Pere Martra is an ML Research Engineer specializing in post-training, compression, and alignment of large language models (LLM). His work aims to bridge the gap between academic research and engineering practice. The main goal of his research is to create specialized small language models (SLM) capable of achieving high performance with significantly fewer computational resources.
He is currently working on a book, "Rearchitecting LLMs," for Manning Publications (MEAP - Q1 2026, publication - Q2 2026). The book focuses on advanced optimization methods for language models that go beyond traditional fine-tuning. Previously, he published the book "Large Language Models Projects" (Apress, 2024), dedicated to the practical application of LLM.

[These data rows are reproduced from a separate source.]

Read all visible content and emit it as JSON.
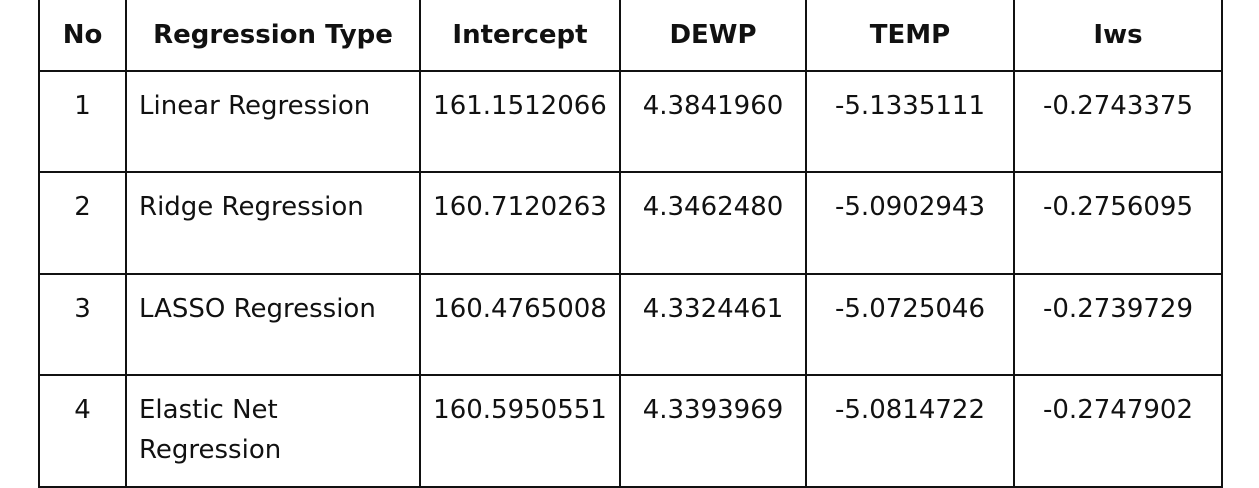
{
  "table": {
    "headers": [
      "No",
      "Regression Type",
      "Intercept",
      "DEWP",
      "TEMP",
      "Iws"
    ],
    "rows": [
      {
        "no": "1",
        "type": "Linear Regression",
        "intercept": "161.1512066",
        "dewp": "4.3841960",
        "temp": "-5.1335111",
        "iws": "-0.2743375"
      },
      {
        "no": "2",
        "type": "Ridge Regression",
        "intercept": "160.7120263",
        "dewp": "4.3462480",
        "temp": "-5.0902943",
        "iws": "-0.2756095"
      },
      {
        "no": "3",
        "type": "LASSO Regression",
        "intercept": "160.4765008",
        "dewp": "4.3324461",
        "temp": "-5.0725046",
        "iws": "-0.2739729"
      },
      {
        "no": "4",
        "type": "Elastic Net Regression",
        "intercept": "160.5950551",
        "dewp": "4.3393969",
        "temp": "-5.0814722",
        "iws": "-0.2747902"
      }
    ]
  }
}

His key technical areas include model architecture optimization, the development of efficient pipelines for creating specialized models, and research on structural pruning. In his work (preprint, December 2025), he explores systematic pruning in GLU architectures, demonstrating how structural optimization can enhance the models' abilities, such as following instructions.
He is also the creator of OptiPfair, an open-source library for detecting and reducing bias at the level of individual neuron components in models.
With over twenty years of experience in technical leadership, he is currently focused on the development of efficient and ethical AI systems. Pere Martra is actively engaged in the professional community: he is the author of the "Large Language Model Notebooks" course (over 1,800 stars on GitHub) and participates in the Hugging Face and Google Gemini ecosystems.
He is open to collaboration on research and engineering projects related to model efficiency, compression, and the responsible development of artificial intelligence.